NSG530: Advanced Pathophysiology Exam 1 Actual Exam 2026/2027 – Complete
Exam-Style Questions with Detailed Rationales | 100% Verified | Pass Guaranteed
– A+ Graded
SECTION 1: Cellular & Molecular Pathophysiology (Q1-Q15)
Q1: A 70-year-old male with prolonged immobilization after hip fracture demonstrates
30% reduction in quadriceps cross-sectional area on MRI. Muscle biopsy reveals
decreased myofiber size with preserved cell number. Which cellular adaptation and
underlying molecular mechanism are responsible?

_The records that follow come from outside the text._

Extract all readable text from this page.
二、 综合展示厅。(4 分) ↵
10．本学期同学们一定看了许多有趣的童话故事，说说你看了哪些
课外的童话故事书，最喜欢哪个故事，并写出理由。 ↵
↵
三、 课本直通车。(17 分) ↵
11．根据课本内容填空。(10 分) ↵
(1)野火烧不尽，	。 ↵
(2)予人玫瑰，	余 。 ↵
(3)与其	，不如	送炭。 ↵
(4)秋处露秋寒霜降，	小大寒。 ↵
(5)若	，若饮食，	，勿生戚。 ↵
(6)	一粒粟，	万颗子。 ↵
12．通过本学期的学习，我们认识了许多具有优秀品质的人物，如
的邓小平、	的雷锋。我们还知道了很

A. Hypertrophy from increased protein synthesis via mTOR pathway activation
B. Atrophy from increased protein degradation via ubiquitin-proteasome and
autophagy-lysosome pathways
C. Hyperplasia from satellite cell proliferation and myonuclear accretion
D. Apoptosis from programmed cell death with DNA fragmentation
B. Atrophy from increased protein degradation via ubiquitin-proteasome and
autophagy-lysosome pathways [CORRECT]
Correct Answer: B
Rationale: Atrophy is a decrease in cell size resulting from reduced protein synthesis
and increased protein degradation. In disuse atrophy, decreased mechanical loading
,and IGF-1 signaling activate the ubiquitin-proteasome system (UPP) via
atrogin-1/MAFbx and MuRF1 E3 ubiquitin ligases, tagging contractile proteins for
proteasomal degradation. Concurrently, autophagy-lysosome pathways clear damaged
organelles and proteins. Options A and C describe growth responses, not size reduction.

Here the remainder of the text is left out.